Vinil não é um objeto qualquer e o valor que um disco tem, não pode ser contabilizado. Ainda mais por quem não o comprou, nem o ganhou.
Ainda bem que teve um final feliz, e um safado com cara de tacho.
Também tenho meus vinis aqui em casa, recuerdos de um tempo onde as FMs e AMs ainda tocavam música boa. Ajudavam a divulgar os bons e ótimos trabalhos de Música Brasileira, e certamente o faziam sem cobrar por isso.
Ao menos, se havia algum "jabá", não era ainda uma instituição.
Eu comecei a gostar de música brasileira lá pela adolescência e fui conhecendo muita coisa através de pesquisas com amigos, lojas de disco, sebos.
O bom dessa fase, foi aprender a garimpar música a construir minha própria estética, independentemente da mídia.
Hoje, para os jovens, isso é muito difícil de acontecer.

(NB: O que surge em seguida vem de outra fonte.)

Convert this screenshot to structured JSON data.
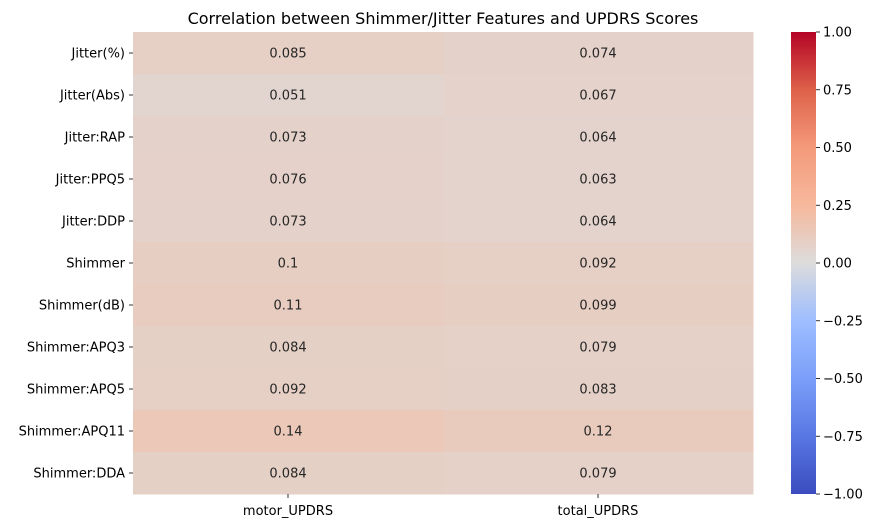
{
  "chart_data": {
    "type": "heatmap",
    "title": "Correlation between Shimmer/Jitter Features and UPDRS Scores",
    "xlabel": "",
    "ylabel": "",
    "columns": [
      "motor_UPDRS",
      "total_UPDRS"
    ],
    "rows": [
      "Jitter(%)",
      "Jitter(Abs)",
      "Jitter:RAP",
      "Jitter:PPQ5",
      "Jitter:DDP",
      "Shimmer",
      "Shimmer(dB)",
      "Shimmer:APQ3",
      "Shimmer:APQ5",
      "Shimmer:APQ11",
      "Shimmer:DDA"
    ],
    "values": [
      [
        0.085,
        0.074
      ],
      [
        0.051,
        0.067
      ],
      [
        0.073,
        0.064
      ],
      [
        0.076,
        0.063
      ],
      [
        0.073,
        0.064
      ],
      [
        0.1,
        0.092
      ],
      [
        0.11,
        0.099
      ],
      [
        0.084,
        0.079
      ],
      [
        0.092,
        0.083
      ],
      [
        0.14,
        0.12
      ],
      [
        0.084,
        0.079
      ]
    ],
    "cell_labels": [
      [
        "0.085",
        "0.074"
      ],
      [
        "0.051",
        "0.067"
      ],
      [
        "0.073",
        "0.064"
      ],
      [
        "0.076",
        "0.063"
      ],
      [
        "0.073",
        "0.064"
      ],
      [
        "0.1",
        "0.092"
      ],
      [
        "0.11",
        "0.099"
      ],
      [
        "0.084",
        "0.079"
      ],
      [
        "0.092",
        "0.083"
      ],
      [
        "0.14",
        "0.12"
      ],
      [
        "0.084",
        "0.079"
      ]
    ],
    "colorbar": {
      "colormap": "coolwarm",
      "range": [
        -1.0,
        1.0
      ],
      "ticks": [
        1.0,
        0.75,
        0.5,
        0.25,
        0.0,
        -0.25,
        -0.5,
        -0.75,
        -1.0
      ],
      "tick_labels": [
        "1.00",
        "0.75",
        "0.50",
        "0.25",
        "0.00",
        "−0.25",
        "−0.50",
        "−0.75",
        "−1.00"
      ]
    }
  }
}
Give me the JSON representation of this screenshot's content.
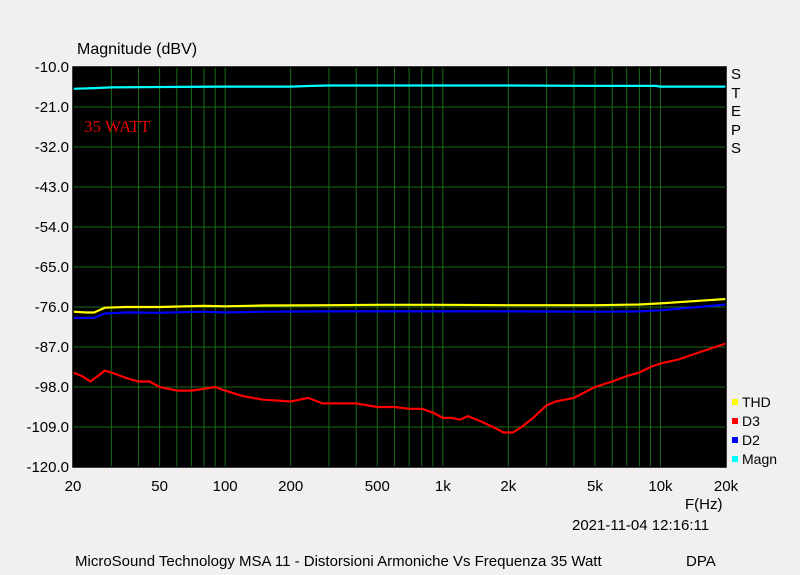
{
  "chart_data": {
    "type": "line",
    "ylabel": "Magnitude (dBV)",
    "xlabel": "F(Hz)",
    "xscale": "log",
    "xlim": [
      20,
      20000
    ],
    "ylim": [
      -120,
      -10
    ],
    "y_ticks": [
      "-10.0",
      "-21.0",
      "-32.0",
      "-43.0",
      "-54.0",
      "-65.0",
      "-76.0",
      "-87.0",
      "-98.0",
      "-109.0",
      "-120.0"
    ],
    "x_ticks": [
      {
        "value": 20,
        "label": "20"
      },
      {
        "value": 50,
        "label": "50"
      },
      {
        "value": 100,
        "label": "100"
      },
      {
        "value": 200,
        "label": "200"
      },
      {
        "value": 500,
        "label": "500"
      },
      {
        "value": 1000,
        "label": "1k"
      },
      {
        "value": 2000,
        "label": "2k"
      },
      {
        "value": 5000,
        "label": "5k"
      },
      {
        "value": 10000,
        "label": "10k"
      },
      {
        "value": 20000,
        "label": "20k"
      }
    ],
    "annotation": "35 WATT",
    "steps_label": "STEPS",
    "legend_position": "right-bottom",
    "grid": true,
    "plot_background": "#000000",
    "grid_color": "#1a6b1a",
    "series": [
      {
        "name": "Magn",
        "color": "#00ffff",
        "x": [
          20,
          25,
          30,
          50,
          100,
          200,
          250,
          300,
          500,
          1000,
          2000,
          5000,
          9500,
          10000,
          20000
        ],
        "y": [
          -16.0,
          -15.8,
          -15.6,
          -15.5,
          -15.4,
          -15.4,
          -15.2,
          -15.1,
          -15.1,
          -15.1,
          -15.1,
          -15.2,
          -15.2,
          -15.4,
          -15.4
        ]
      },
      {
        "name": "D2",
        "color": "#0000ff",
        "x": [
          20,
          23,
          25,
          28,
          35,
          50,
          80,
          100,
          150,
          300,
          500,
          1000,
          2000,
          5000,
          8000,
          10000,
          15000,
          20000
        ],
        "y": [
          -79.0,
          -79.0,
          -79.0,
          -77.8,
          -77.5,
          -77.6,
          -77.3,
          -77.5,
          -77.3,
          -77.2,
          -77.2,
          -77.2,
          -77.2,
          -77.3,
          -77.2,
          -76.9,
          -76.0,
          -75.3
        ]
      },
      {
        "name": "THD",
        "color": "#ffff00",
        "x": [
          20,
          23,
          25,
          28,
          35,
          50,
          80,
          100,
          150,
          300,
          500,
          1000,
          2000,
          5000,
          8000,
          10000,
          15000,
          20000
        ],
        "y": [
          -77.3,
          -77.5,
          -77.5,
          -76.2,
          -76.0,
          -76.0,
          -75.7,
          -75.8,
          -75.6,
          -75.5,
          -75.4,
          -75.4,
          -75.5,
          -75.5,
          -75.3,
          -75.0,
          -74.3,
          -73.8
        ]
      },
      {
        "name": "D3",
        "color": "#ff0000",
        "x": [
          20,
          22,
          24,
          26,
          28,
          30,
          35,
          40,
          45,
          50,
          60,
          70,
          80,
          90,
          100,
          120,
          150,
          200,
          240,
          280,
          300,
          400,
          500,
          600,
          700,
          800,
          900,
          1000,
          1100,
          1200,
          1300,
          1500,
          1700,
          1900,
          2100,
          2300,
          2600,
          3000,
          3300,
          4000,
          5000,
          6000,
          7000,
          8000,
          9000,
          10000,
          12000,
          15000,
          20000
        ],
        "y": [
          -94.0,
          -95.0,
          -96.5,
          -95.0,
          -93.5,
          -94.0,
          -95.5,
          -96.5,
          -96.5,
          -98.0,
          -99.0,
          -99.0,
          -98.5,
          -98.0,
          -99.0,
          -100.5,
          -101.5,
          -102.0,
          -101.0,
          -102.5,
          -102.5,
          -102.5,
          -103.5,
          -103.5,
          -104.0,
          -104.0,
          -105.0,
          -106.5,
          -106.5,
          -107.0,
          -106.0,
          -107.5,
          -109.0,
          -110.5,
          -110.5,
          -109.0,
          -106.5,
          -103.0,
          -102.0,
          -101.0,
          -98.0,
          -96.5,
          -95.0,
          -94.0,
          -92.5,
          -91.5,
          -90.5,
          -88.5,
          -86.0
        ]
      }
    ],
    "legend_order": [
      "THD",
      "D3",
      "D2",
      "Magn"
    ]
  },
  "timestamp": "2021-11-04 12:16:11",
  "footer": "MicroSound Technology MSA 11 - Distorsioni Armoniche Vs Frequenza 35 Watt",
  "brand": "DPA"
}
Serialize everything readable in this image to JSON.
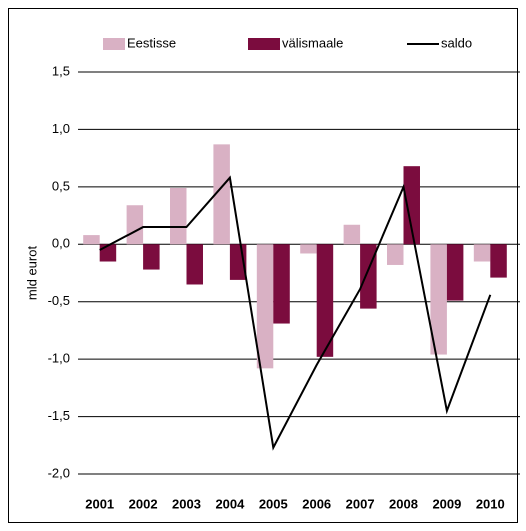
{
  "chart_data": {
    "type": "bar",
    "y_label": "mld eurot",
    "categories": [
      "2001",
      "2002",
      "2003",
      "2004",
      "2005",
      "2006",
      "2007",
      "2008",
      "2009",
      "2010"
    ],
    "series": [
      {
        "name": "Eestisse",
        "color": "#d9b1c4",
        "type": "bar",
        "values": [
          0.08,
          0.34,
          0.49,
          0.87,
          -1.08,
          -0.08,
          0.17,
          -0.18,
          -0.96,
          -0.15
        ]
      },
      {
        "name": "välismaale",
        "color": "#7b0c3e",
        "type": "bar",
        "values": [
          -0.15,
          -0.22,
          -0.35,
          -0.31,
          -0.69,
          -0.98,
          -0.56,
          0.68,
          -0.49,
          -0.29
        ]
      },
      {
        "name": "saldo",
        "color": "#000000",
        "type": "line",
        "values": [
          -0.05,
          0.15,
          0.15,
          0.58,
          -1.77,
          -1.05,
          -0.39,
          0.5,
          -1.45,
          -0.44
        ]
      }
    ],
    "ylim": [
      -2.0,
      1.5
    ],
    "yticks": [
      {
        "value": -2.0,
        "label": "-2,0"
      },
      {
        "value": -1.5,
        "label": "-1,5"
      },
      {
        "value": -1.0,
        "label": "-1,0"
      },
      {
        "value": -0.5,
        "label": "-0,5"
      },
      {
        "value": 0.0,
        "label": "0,0"
      },
      {
        "value": 0.5,
        "label": "0,5"
      },
      {
        "value": 1.0,
        "label": "1,0"
      },
      {
        "value": 1.5,
        "label": "1,5"
      }
    ],
    "grid": true
  }
}
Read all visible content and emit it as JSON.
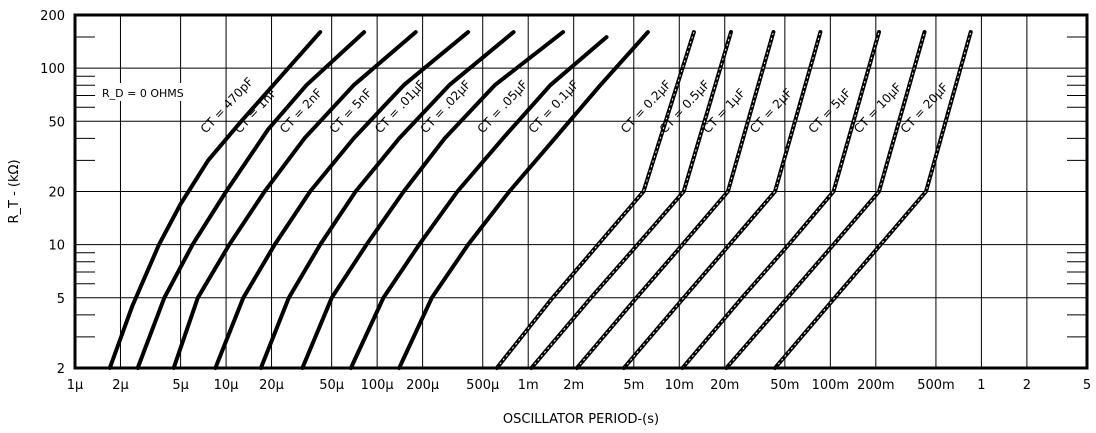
{
  "chart_data": {
    "type": "line",
    "title": "",
    "xlabel": "OSCILLATOR PERIOD-(s)",
    "ylabel": "R_T - (kΩ)",
    "x_scale": "log",
    "y_scale": "log",
    "xlim": [
      1e-06,
      5
    ],
    "ylim": [
      2,
      200
    ],
    "grid": true,
    "annotation": "R_D = 0 OHMS",
    "x_ticks": [
      {
        "v": 1e-06,
        "label": "1µ"
      },
      {
        "v": 2e-06,
        "label": "2µ"
      },
      {
        "v": 5e-06,
        "label": "5µ"
      },
      {
        "v": 1e-05,
        "label": "10µ"
      },
      {
        "v": 2e-05,
        "label": "20µ"
      },
      {
        "v": 5e-05,
        "label": "50µ"
      },
      {
        "v": 0.0001,
        "label": "100µ"
      },
      {
        "v": 0.0002,
        "label": "200µ"
      },
      {
        "v": 0.0005,
        "label": "500µ"
      },
      {
        "v": 0.001,
        "label": "1m"
      },
      {
        "v": 0.002,
        "label": "2m"
      },
      {
        "v": 0.005,
        "label": "5m"
      },
      {
        "v": 0.01,
        "label": "10m"
      },
      {
        "v": 0.02,
        "label": "20m"
      },
      {
        "v": 0.05,
        "label": "50m"
      },
      {
        "v": 0.1,
        "label": "100m"
      },
      {
        "v": 0.2,
        "label": "200m"
      },
      {
        "v": 0.5,
        "label": "500m"
      },
      {
        "v": 1,
        "label": "1"
      },
      {
        "v": 2,
        "label": "2"
      },
      {
        "v": 5,
        "label": "5"
      }
    ],
    "y_ticks": [
      {
        "v": 2,
        "label": "2"
      },
      {
        "v": 5,
        "label": "5"
      },
      {
        "v": 10,
        "label": "10"
      },
      {
        "v": 20,
        "label": "20"
      },
      {
        "v": 50,
        "label": "50"
      },
      {
        "v": 100,
        "label": "100"
      },
      {
        "v": 200,
        "label": "200"
      }
    ],
    "series": [
      {
        "name": "CT = 470pF",
        "points": [
          [
            1.7e-06,
            2
          ],
          [
            2.4e-06,
            4.5
          ],
          [
            3.6e-06,
            10
          ],
          [
            5e-06,
            17
          ],
          [
            7.6e-06,
            30
          ],
          [
            1.26e-05,
            50
          ],
          [
            4.2e-05,
            160
          ]
        ]
      },
      {
        "name": "CT = 1nF",
        "points": [
          [
            2.6e-06,
            2
          ],
          [
            3.9e-06,
            5
          ],
          [
            6e-06,
            10
          ],
          [
            1e-05,
            20
          ],
          [
            1.9e-05,
            45
          ],
          [
            3.4e-05,
            80
          ],
          [
            8.2e-05,
            160
          ]
        ]
      },
      {
        "name": "CT = 2nF",
        "points": [
          [
            4.5e-06,
            2
          ],
          [
            6.5e-06,
            5
          ],
          [
            1.05e-05,
            10
          ],
          [
            1.8e-05,
            20
          ],
          [
            3.3e-05,
            40
          ],
          [
            7e-05,
            80
          ],
          [
            0.00018,
            160
          ]
        ]
      },
      {
        "name": "CT = 5nF",
        "points": [
          [
            8.5e-06,
            2
          ],
          [
            1.3e-05,
            5
          ],
          [
            2.1e-05,
            10
          ],
          [
            3.6e-05,
            20
          ],
          [
            7e-05,
            40
          ],
          [
            0.00015,
            80
          ],
          [
            0.0004,
            160
          ]
        ]
      },
      {
        "name": "CT = .01µF",
        "points": [
          [
            1.7e-05,
            2
          ],
          [
            2.6e-05,
            5
          ],
          [
            4.2e-05,
            10
          ],
          [
            7.2e-05,
            20
          ],
          [
            0.00014,
            40
          ],
          [
            0.0003,
            80
          ],
          [
            0.0008,
            160
          ]
        ]
      },
      {
        "name": "CT = .02µF",
        "points": [
          [
            3.2e-05,
            2
          ],
          [
            5e-05,
            5
          ],
          [
            8.5e-05,
            10
          ],
          [
            0.00015,
            20
          ],
          [
            0.00028,
            40
          ],
          [
            0.0006,
            80
          ],
          [
            0.0017,
            160
          ]
        ]
      },
      {
        "name": "CT = .05µF",
        "points": [
          [
            6.7e-05,
            2
          ],
          [
            0.00011,
            5
          ],
          [
            0.00019,
            10
          ],
          [
            0.00034,
            20
          ],
          [
            0.00068,
            40
          ],
          [
            0.0014,
            80
          ],
          [
            0.0033,
            150
          ]
        ]
      },
      {
        "name": "CT = 0.1µF",
        "points": [
          [
            0.00014,
            2
          ],
          [
            0.00023,
            5
          ],
          [
            0.0004,
            10
          ],
          [
            0.00075,
            20
          ],
          [
            0.0015,
            40
          ],
          [
            0.003,
            80
          ],
          [
            0.0062,
            160
          ]
        ]
      },
      {
        "name": "CT = 0.2µF",
        "points": [
          [
            0.00062,
            2
          ],
          [
            0.00145,
            5
          ],
          [
            0.0029,
            10
          ],
          [
            0.0058,
            20
          ],
          [
            0.0125,
            160
          ]
        ]
      },
      {
        "name": "CT = 0.5µF",
        "points": [
          [
            0.00105,
            2
          ],
          [
            0.0026,
            5
          ],
          [
            0.0053,
            10
          ],
          [
            0.0107,
            20
          ],
          [
            0.022,
            160
          ]
        ]
      },
      {
        "name": "CT = 1µF",
        "points": [
          [
            0.0021,
            2
          ],
          [
            0.0052,
            5
          ],
          [
            0.0105,
            10
          ],
          [
            0.021,
            20
          ],
          [
            0.042,
            160
          ]
        ]
      },
      {
        "name": "CT = 2µF",
        "points": [
          [
            0.0043,
            2
          ],
          [
            0.0107,
            5
          ],
          [
            0.0215,
            10
          ],
          [
            0.043,
            20
          ],
          [
            0.086,
            160
          ]
        ]
      },
      {
        "name": "CT = 5µF",
        "points": [
          [
            0.0105,
            2
          ],
          [
            0.026,
            5
          ],
          [
            0.053,
            10
          ],
          [
            0.105,
            20
          ],
          [
            0.21,
            160
          ]
        ]
      },
      {
        "name": "CT = 10µF",
        "points": [
          [
            0.0205,
            2
          ],
          [
            0.052,
            5
          ],
          [
            0.105,
            10
          ],
          [
            0.21,
            20
          ],
          [
            0.42,
            160
          ]
        ]
      },
      {
        "name": "CT = 20µF",
        "points": [
          [
            0.043,
            2
          ],
          [
            0.107,
            5
          ],
          [
            0.215,
            10
          ],
          [
            0.43,
            20
          ],
          [
            0.85,
            160
          ]
        ]
      }
    ]
  }
}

Raras exceções, como os SESCs, que são oásis de cultura a preços populares.
Uma vez, num show, ouvi o Lenine dizer: "Drogas e Rock and Roll, dá pra passar sem... mas SESCs, são fundamentais..."...rs
(foi no SESC Santo André)
Voltando ao Vinil, até por ser um durango, minha coleção não passa de uns 100 títulos.
Mas é a coisa mais gostosa do mundo reunir os amigos, cada um trazendo uns 2 ou 3 vinis... passar uma tarde/noite de sábado, cozinhando, bebericando e ouvindo discos.
Se for uma feijoada, melhor ainda.
Mas os CDs, o MP3, a música em todos os formatos, são combustíveis para uma vida feliz.
Beijos
Rogerio
Te entendo.
Minha mulher resolveu mandar pintar nossa casa.
Tudo bem, concordei, mas não a minha sala de som, onde tenho também uma coleção como a tua.
Enquanto tiverem estranhos pintando, quando saio fecho a porta,.
Pode ser maluquice, mas prefiro pensar isto a ficar sem os vinís.